Cross-posted from Imagining Markets
Below are the details of the 3rd workshop of the Imagining Markets network. The network brings together scholars working in the fields of Imperial, European, and Asian studies, and scholars from cultural studies and economic studies, which have become increasingly separated branches of enquiry calling for reintegration. Working with and through a range of public policy intermediaries including History and Policy, the Churchill Archives Centre, and the Institute of Commonwealth Studies this project will provide policy-makers with an inter-disciplinary analysis of the long-term development of British overseas trade, which in turn will illuminate the diversity of cultural values and political perspectives that have, and continue to be, brought to bear in growing exports to key markets. There are still a handful of places available. If you wish to attend, please email Dr. David Thackeray.
Recital Room, Churchill College, Cambridge- 7 April
10.30- Introductions and welcome
10.45- Hao Gao (Exeter)- Imagining the Chinese Market: British Merchants in China in the early 1830s
This paper will examine a significant debate on China and the Chinese market held within the British mercantile community in the early 1830s. Occurring in the years before the East India Company’s monopoly over China trade was abolished in 1834, this debate has received much less attention than the Macartney embassy and the rise of the opium trade. This paper will show that, in order to suit their own economic interests, supporters of the EIC and the ‘private English (free traders)’ presented rival images of China and the China trade. Although neither side was genuinely interested in discovering the ‘real’ China, this competition in image-building was crucial to Britain’s public opinion about and policy towards China in the era leading to the First Opium War.
11.20- Anthony Howe (UEA)- Serpents in the Economic Paradise: The Projects and Politics of Monopolies, Restrictions, and Exclusions in World Trade, c.1880-1940
11.55-12.15- Q+A
12.15-1.15- Lunch
1.15-1.50- Stephen Tufnell (Oxford)- Managing Inter-Imperial Markets: The United States in Southern African Borderlands, 1886-1902
This paper centres on the relationship between the American diaspora and the US consular service. Its focus is on the expansion of American trade in mine equipment, foodstuffs, and mules with the region and the attempts of the American diaspora to manage the industrial and commercial opportunities presented to them in these imperial borderlands. Using records from the United States’ consuls in Cape Town, Johannesburg, Pretoria, and Kimberley, and the personal papers of leading American expatriates in the region, the paper reimagines the inter-imperial relationship between the British and American Empires in Southern Africa as one encapsulated by the concept of “borderlands”.

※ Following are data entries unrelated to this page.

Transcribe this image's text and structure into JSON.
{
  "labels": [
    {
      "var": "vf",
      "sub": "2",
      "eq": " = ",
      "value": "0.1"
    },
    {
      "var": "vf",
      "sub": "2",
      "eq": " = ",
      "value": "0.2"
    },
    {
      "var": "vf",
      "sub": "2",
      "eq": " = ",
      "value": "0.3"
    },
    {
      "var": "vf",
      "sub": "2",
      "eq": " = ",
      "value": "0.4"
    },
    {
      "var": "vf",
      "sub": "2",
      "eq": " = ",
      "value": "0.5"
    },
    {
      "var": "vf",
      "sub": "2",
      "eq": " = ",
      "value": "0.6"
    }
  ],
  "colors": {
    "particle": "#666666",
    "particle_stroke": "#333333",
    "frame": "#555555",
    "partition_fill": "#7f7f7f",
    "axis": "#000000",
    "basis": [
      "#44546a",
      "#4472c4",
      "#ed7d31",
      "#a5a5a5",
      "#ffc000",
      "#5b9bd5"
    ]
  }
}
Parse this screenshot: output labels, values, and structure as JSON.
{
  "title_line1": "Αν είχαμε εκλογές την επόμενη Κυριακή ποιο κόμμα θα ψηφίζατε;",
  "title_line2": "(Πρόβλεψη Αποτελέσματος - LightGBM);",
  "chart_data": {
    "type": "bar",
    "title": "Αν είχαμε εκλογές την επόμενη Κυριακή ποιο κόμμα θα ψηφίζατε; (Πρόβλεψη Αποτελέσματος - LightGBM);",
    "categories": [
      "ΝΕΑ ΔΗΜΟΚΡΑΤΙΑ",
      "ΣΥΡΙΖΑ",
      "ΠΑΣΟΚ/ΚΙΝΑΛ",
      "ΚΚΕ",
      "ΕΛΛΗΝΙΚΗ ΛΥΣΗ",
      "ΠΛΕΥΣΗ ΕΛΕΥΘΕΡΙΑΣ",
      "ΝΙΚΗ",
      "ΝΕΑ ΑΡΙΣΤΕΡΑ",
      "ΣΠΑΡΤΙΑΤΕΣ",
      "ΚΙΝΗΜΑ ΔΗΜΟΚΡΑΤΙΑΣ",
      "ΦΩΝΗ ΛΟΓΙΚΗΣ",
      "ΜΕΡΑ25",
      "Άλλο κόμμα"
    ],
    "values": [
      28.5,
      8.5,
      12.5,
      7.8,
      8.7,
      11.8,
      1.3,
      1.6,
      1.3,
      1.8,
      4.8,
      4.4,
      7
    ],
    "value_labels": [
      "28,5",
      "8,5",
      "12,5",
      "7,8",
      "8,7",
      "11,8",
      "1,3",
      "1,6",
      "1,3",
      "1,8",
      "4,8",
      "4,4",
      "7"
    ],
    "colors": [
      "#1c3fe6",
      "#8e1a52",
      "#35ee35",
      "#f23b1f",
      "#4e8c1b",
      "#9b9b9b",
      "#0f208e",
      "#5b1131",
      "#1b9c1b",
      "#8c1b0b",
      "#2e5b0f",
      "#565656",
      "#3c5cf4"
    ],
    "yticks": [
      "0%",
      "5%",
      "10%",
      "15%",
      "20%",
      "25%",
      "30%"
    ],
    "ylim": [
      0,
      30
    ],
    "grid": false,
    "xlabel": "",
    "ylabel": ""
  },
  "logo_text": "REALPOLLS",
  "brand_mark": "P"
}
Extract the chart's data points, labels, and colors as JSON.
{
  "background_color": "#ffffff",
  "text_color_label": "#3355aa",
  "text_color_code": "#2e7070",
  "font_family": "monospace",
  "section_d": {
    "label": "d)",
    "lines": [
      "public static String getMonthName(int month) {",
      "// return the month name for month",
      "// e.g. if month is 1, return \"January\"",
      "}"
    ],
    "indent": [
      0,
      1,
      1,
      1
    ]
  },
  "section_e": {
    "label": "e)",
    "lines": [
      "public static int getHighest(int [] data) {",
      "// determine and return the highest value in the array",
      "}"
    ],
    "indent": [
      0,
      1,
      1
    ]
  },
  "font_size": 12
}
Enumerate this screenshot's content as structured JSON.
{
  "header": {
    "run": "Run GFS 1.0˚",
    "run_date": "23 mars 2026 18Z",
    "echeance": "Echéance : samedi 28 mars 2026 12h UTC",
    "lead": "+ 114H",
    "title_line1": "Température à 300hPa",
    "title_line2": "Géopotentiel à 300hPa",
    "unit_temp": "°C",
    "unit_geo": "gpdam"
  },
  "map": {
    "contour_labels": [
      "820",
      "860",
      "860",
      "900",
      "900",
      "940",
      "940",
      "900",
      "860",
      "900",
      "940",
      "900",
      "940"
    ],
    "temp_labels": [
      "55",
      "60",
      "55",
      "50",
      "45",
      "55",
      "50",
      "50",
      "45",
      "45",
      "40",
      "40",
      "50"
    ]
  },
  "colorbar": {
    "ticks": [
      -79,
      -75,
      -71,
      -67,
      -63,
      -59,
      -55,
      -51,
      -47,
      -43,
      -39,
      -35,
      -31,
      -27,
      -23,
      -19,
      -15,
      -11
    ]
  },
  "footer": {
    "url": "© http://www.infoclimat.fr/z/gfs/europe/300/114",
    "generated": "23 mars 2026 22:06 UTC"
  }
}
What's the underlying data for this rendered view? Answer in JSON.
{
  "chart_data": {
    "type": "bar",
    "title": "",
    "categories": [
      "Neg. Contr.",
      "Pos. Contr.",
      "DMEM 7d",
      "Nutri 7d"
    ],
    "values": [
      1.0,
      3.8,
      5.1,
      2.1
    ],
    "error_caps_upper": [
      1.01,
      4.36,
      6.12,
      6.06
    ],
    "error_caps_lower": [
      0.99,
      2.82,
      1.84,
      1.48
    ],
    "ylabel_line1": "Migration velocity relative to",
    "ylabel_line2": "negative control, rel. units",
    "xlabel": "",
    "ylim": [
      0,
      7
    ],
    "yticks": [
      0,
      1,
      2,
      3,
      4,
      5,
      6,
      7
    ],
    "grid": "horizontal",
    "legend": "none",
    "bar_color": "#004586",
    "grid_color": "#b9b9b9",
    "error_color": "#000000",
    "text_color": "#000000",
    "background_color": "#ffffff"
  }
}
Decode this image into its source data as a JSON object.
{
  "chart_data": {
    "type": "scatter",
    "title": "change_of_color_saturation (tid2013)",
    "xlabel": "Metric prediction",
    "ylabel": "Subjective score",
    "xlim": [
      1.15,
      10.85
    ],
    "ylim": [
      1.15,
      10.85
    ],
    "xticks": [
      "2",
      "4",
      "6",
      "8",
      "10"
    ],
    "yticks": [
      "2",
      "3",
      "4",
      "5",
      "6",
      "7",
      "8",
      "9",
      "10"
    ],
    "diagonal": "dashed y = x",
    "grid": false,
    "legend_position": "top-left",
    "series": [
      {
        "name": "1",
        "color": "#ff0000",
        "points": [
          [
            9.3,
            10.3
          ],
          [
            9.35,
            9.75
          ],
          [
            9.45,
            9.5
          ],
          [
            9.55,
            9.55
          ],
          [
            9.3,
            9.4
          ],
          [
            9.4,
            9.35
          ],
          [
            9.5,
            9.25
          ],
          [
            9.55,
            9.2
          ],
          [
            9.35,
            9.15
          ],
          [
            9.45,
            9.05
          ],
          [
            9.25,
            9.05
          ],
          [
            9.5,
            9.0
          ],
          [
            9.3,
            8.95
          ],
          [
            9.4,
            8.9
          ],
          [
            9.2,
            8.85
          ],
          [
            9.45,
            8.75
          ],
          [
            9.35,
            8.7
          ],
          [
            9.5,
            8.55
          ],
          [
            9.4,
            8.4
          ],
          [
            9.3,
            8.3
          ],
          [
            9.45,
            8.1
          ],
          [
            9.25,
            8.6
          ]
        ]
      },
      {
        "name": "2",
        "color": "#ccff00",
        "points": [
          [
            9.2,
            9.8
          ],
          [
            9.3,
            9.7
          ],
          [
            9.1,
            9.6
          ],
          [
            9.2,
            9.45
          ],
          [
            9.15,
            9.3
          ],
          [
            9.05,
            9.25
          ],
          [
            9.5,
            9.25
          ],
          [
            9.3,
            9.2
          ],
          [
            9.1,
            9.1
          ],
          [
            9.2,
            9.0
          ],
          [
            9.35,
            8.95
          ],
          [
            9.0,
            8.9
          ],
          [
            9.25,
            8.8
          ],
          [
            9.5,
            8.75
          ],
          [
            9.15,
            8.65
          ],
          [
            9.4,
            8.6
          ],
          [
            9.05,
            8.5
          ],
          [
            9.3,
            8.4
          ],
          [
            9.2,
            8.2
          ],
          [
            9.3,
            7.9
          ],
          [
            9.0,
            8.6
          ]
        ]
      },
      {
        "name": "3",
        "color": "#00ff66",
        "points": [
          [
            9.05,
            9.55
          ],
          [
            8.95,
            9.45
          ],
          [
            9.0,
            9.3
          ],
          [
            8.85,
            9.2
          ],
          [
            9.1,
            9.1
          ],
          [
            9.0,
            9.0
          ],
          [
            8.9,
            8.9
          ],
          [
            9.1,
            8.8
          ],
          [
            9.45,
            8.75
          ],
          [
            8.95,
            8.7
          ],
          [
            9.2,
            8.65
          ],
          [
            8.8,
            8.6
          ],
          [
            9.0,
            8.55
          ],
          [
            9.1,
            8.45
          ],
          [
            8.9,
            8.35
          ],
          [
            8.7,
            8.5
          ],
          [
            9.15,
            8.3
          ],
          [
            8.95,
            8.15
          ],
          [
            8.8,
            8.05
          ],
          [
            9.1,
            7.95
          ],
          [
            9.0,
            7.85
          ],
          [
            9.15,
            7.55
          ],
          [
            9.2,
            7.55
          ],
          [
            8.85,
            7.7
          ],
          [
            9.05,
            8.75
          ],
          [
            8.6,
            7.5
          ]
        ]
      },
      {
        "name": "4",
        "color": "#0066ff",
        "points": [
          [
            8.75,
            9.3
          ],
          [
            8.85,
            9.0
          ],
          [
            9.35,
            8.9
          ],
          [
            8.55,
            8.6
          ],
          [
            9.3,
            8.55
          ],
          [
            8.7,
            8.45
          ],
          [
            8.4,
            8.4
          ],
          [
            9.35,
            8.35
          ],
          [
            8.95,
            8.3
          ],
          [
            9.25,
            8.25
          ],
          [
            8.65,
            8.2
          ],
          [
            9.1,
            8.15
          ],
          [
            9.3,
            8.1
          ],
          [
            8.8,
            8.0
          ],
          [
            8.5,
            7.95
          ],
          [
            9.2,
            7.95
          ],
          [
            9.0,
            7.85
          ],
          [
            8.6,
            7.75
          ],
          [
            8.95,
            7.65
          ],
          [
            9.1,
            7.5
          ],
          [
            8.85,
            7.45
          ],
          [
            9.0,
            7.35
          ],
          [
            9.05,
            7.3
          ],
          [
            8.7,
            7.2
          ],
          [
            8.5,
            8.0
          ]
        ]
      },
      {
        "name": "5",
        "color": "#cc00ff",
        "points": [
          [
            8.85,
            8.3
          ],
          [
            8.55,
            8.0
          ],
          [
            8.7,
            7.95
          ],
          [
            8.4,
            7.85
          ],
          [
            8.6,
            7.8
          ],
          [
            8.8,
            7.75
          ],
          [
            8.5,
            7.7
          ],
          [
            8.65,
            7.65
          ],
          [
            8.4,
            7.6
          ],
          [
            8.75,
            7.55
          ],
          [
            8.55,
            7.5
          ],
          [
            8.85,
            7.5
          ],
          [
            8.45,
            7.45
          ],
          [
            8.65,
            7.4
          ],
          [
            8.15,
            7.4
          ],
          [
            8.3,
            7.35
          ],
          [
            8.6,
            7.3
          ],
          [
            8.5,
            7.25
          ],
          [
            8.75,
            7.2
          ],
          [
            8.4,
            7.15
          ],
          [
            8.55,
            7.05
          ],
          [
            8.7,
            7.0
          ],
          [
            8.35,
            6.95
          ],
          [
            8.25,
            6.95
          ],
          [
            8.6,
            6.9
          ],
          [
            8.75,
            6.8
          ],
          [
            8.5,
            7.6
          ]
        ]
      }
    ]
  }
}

1.50-2.25- Marc-William Palen (Exeter)- The Feminist Vision of Free Trade Internationalism
This paper takes a long look at the international political economy of feminist peace activism. In doing so, it uncovers how feminist peace reformers counted among the most outspoken advocates for free trade internationalism, envisioning it as the necessary political economic foundation for obtaining world peace.
2.25-2.45- Q+A
2.45-3.00- Tea
3.00-3.35- David Thackeray and Richard Toye (Exeter)- From ‘Empire Shopping’ to ‘Buying British’: the public politics of consumption, 1945-63
This paper traces post-war shifts in the politics of consumption, showing how government and civil society groups articulated competing consumer appeals of Empire/Commonwealth preference, economic nationalism and Europeanism at a time of geo-political uncertainty. Addressing the debates surrounding the negotiation of the General Agreements on Tariffs and Trade (GATT) in 1947, the paper considers why this very important development – which involved scaling back imperial preference –generated little of the controversy that surrounded trade in the first decades of the twentieth century. It then explores how decolonization and the turn to Europe affected the discourse of the ‘citizen-consumer’. It is our hypothesis that the period as a whole was one in which the public representation of the idealised consumer emerged as a figure with loyalties which were now primarily national rather than imperial, or post-imperial.
3.35-4.10- David Clayton (York)- Defending Chinese Capitalism: Hong Kong Business Groups, the Colonial State and Commercial Public Relations, 1950-1970
During a period of extra-ordinarily rapid export-orientated industrialisation, trade associations and the colonial state in Hong Kong invested heavily in commercial propaganda. This was a defensive response to overseas criticism of Chinese business ethics, a strategy deployed by manufacturers in high-income markets in North-West Europe and North America unable to compete on price with exports of textiles, clothing and cheap consumer durables from Hong Kong. These activities were wasteful, a movement of resources from Hong Kong to public relations consultants, journalists and politicians overseas, and generated tensions between business elites and the colonial bureaucrats. This paper studies these economic and political effects and considers the cultural legacy of this propaganda war about a Chinese variant of capitalism. It focuses on how Hong Kong agencies protected the commercial reputation of a British colony in the UK, Hong Kong’s ‘home’ market.
4.10-4.30- Q&A
4.30- Concluding discussion and wrap-up.